Donald Trump Says It's Hard to Prove Syrian Refugees Are Christian
Real estate mogul and 2016 Republican presidential candidate Donald Trump raised concerns Wednesday about the U.S. accepting Christian refugees from Syria, charging that their faith could be hard to prove.
"I don't know if you can prove that they're Christian," said Trump at a press conference in Worcester, Massachusetts, according to CNN.
"You have to prove it. How are they proving it?" Trump asked. "I have a real concern that the people who are coming into this country are coming in, some for very bad purposes."
The recent terror attacks in Paris, in which at least 129 people have been killed, have brought U.S. foreign policy into sharp focus and sparked a controversy over how refugees fleeing Syria should be treated.

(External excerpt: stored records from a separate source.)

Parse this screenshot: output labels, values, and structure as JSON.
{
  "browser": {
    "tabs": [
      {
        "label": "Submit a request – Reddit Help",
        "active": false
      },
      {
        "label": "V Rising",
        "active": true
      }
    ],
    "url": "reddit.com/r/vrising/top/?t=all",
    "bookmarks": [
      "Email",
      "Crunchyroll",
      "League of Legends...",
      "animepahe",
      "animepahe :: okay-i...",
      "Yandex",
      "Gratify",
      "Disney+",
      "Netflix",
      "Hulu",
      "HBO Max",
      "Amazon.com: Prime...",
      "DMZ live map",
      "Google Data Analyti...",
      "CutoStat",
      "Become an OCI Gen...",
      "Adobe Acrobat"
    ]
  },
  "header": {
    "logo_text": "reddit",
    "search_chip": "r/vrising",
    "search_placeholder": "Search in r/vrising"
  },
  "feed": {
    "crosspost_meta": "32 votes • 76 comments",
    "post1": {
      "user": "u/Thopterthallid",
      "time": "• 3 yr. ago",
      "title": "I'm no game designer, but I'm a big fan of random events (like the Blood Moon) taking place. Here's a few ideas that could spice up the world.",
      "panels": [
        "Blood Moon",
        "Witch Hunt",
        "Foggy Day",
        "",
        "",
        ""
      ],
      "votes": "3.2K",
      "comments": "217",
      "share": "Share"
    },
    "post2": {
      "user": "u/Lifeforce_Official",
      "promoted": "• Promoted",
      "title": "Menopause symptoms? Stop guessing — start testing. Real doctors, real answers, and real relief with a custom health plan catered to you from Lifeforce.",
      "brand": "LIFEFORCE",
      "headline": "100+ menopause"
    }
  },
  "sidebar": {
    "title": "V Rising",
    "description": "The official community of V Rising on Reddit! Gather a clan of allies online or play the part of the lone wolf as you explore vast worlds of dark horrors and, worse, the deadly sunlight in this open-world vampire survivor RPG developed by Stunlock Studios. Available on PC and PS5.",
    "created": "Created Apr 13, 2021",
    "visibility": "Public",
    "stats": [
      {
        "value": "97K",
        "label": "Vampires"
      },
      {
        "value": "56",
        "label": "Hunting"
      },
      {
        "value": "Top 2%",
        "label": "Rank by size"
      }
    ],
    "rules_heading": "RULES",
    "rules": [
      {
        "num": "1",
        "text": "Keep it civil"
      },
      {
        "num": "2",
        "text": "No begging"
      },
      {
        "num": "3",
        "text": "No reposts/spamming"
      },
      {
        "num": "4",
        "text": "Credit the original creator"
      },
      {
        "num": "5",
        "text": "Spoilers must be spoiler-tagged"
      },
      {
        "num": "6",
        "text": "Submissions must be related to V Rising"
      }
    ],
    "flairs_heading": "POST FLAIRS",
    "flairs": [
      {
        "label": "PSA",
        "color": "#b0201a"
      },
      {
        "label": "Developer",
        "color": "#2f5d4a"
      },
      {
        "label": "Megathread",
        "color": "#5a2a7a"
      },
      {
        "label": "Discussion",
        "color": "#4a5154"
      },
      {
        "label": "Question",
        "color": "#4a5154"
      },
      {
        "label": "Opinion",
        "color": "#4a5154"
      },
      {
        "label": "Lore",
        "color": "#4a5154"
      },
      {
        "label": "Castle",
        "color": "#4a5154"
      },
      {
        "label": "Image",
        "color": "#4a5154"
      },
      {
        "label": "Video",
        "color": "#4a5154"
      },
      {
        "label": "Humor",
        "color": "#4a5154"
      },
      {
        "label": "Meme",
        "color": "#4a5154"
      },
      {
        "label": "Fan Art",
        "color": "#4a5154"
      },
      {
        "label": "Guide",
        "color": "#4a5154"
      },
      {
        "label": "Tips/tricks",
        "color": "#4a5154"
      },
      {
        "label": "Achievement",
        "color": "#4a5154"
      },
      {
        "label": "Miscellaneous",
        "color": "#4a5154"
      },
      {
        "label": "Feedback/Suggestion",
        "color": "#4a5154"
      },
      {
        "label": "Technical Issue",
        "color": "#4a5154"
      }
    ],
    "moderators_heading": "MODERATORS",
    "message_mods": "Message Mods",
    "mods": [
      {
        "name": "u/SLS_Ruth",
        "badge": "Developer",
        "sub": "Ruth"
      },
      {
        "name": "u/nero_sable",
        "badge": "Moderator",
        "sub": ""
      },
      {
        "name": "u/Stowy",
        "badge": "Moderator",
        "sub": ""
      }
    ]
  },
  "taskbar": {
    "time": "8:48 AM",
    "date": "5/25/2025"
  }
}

More than half of the nation's governors are now against a plan to accept 10,000 Syrians refugees into the country next year because at least one of the suspects believed to be involved in the Paris terrorist attacks entered Europe among the current wave of Syrian refugees.
The proposal to accept only Christian refugees has come from both GOP presidential candidates Sen. Ted Cruz, R-Texas, and former Florida governor Jeb Bush.
A Bloomberg Politics national poll released Wednesday, however, shows that 64 percent of Americans want the U.S. government to stop allowing Syrian refugees or only admit the Christians.
According to Bloomberg, 53 percent of American adults in the survey conducted in the days immediately following the Paris attacks, say the U.S. should not continue with the program to resettle the 10,000 Syrian refugees.
Some 28 percent said they would keep the program with the screening process as it now exists, while 11 percent said they would prefer a limited program to accept only Syrian Christians while excluding Muslims.
On Monday President Barack Obama shot down the suggestion that only Christian refugees from Syria should be granted asylum.
"When I hear folks say that, well, maybe we should just admit the Christians but not the Muslims, when I hear political leaders suggesting that there would be a religious test for which person who's fleeing from a war-torn country is admitted, when some of those folks themselves come from families who benefited from protection when they were fleeing political persecution, that's shameful," said Obama at the G-20 summit in Antalya, Turkey. "That's not American. That's not who we are. We don't have religious tests to our compassion."
Obama then pointed to the advice of Pope Francis as an example of how lawmakers should respond to the refugee crisis.
"When Pope Francis came to visit the United States and gave a speech before Congress, he didn't just speak about Christians who were being persecuted, he didn't call on Catholic parishes just to admit those who were of the same religious faith, he said protect people who were vulnerable," Obama continued. "And so, I think it is very important for us right now, particularly those who are in leadership, particularly those who have a platform and can be heard, not to fall into that trap, not to feed that dark impulse inside of us."
French President Francois Hollande declared on Wednesday that despite the Paris attacks, his country would accept 30,000 Syrian refugees over the next two years.